Work And Not Work (2008)

41 min 4 secSingle channel / Digital Video / Colour / Sound

"The video is a hybrid documentary-fiction focusing on Faulkner Collins Ltd., which was established in 1895 in Bracknell, England by Robert Faulkner and Lewis Collins. Relocating in 1906 to Tāmaki Makaurau/Auckland, New Zealand, the company produced, by the 1940s, metal goods such as shopping trolleys, commercial display units, and other wire metal products. Using impassive framing, the camera shows various details of administration and production, beginning in the offices where smartly dressed employees sit at desks in wood paneled rooms surrounded by the quintessential decor of stationery, company memorabilia and motivational posters. Moving to the factory floor, we witness the workers as they operate machines that cut, shape and weld the metal, loading raw material onto conveyor belts and stacking fabricated parts into bins in preparation for the next stage of assembly. The behind-the-scenes footage offers a careful document of the wage labour still present in late-2000s manufacturing, which in this case was employed mostly for the management of sales clients and operation of automated machinery.

Relocating to a supermarket, the video connects the production of the shopping trolleys with their commercial function. But a sly shift occurs and an unlikely character becomes the focus as she drifts through the aisles. What unfolds is a subtly jarring juxtaposition, the observational documentary transforming into a domestic drama (de)centered on a failing relationship. Suffering from a crisis of understanding, the sad couple have lost their sense of shared purpose, while the repetitive and purposeful sound of the machines fades into the background.

Frieda, the apparent protagonist of 'Work And Not Work', is being harassed by her boyfriend, Marco, for not earning enough money.
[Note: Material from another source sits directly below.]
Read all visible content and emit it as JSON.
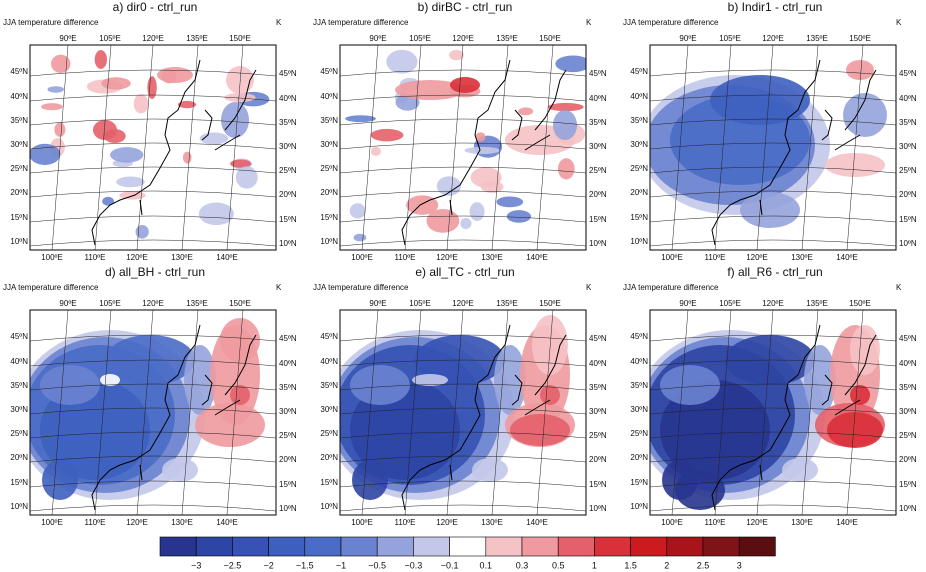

He seems to value the structuring effect full-time employment has on one’s psyche, and is unbothered by the existential dilemmas that arise in an individualistic and competitive, profit-driven society, wherein the failure (or lack of opportunity) to produce anything that is financially lucrative can lead to despair. For most people getting work is essential, and spending your life as an employee has a profound effect on your experience of reality. But the economic doctrine of neo-liberalism sees labor as an impersonal resource, creating ontological gaps between those who buy labor and those who sell it.

As the mutated narrative disturbs the perceptual ground of the viewer, Frieda wanders the urban landscape burdened by the opaque demands of an uncertain future. The fragmentation of mechanized work is juxtaposed with the malaise that haunts human consciousness when our engagement with the commercial structures of the world is apathetic. Work And Not Work holds space for aimlessness, questioning the nature of identity as it relates to job-defined productivity. It is worth noting that the Faulkner Collins factory no longer exists as it was demolished in 2011. A connecting artery of motorway now ploughs through the area once occupied by the brand new shopping trolleys."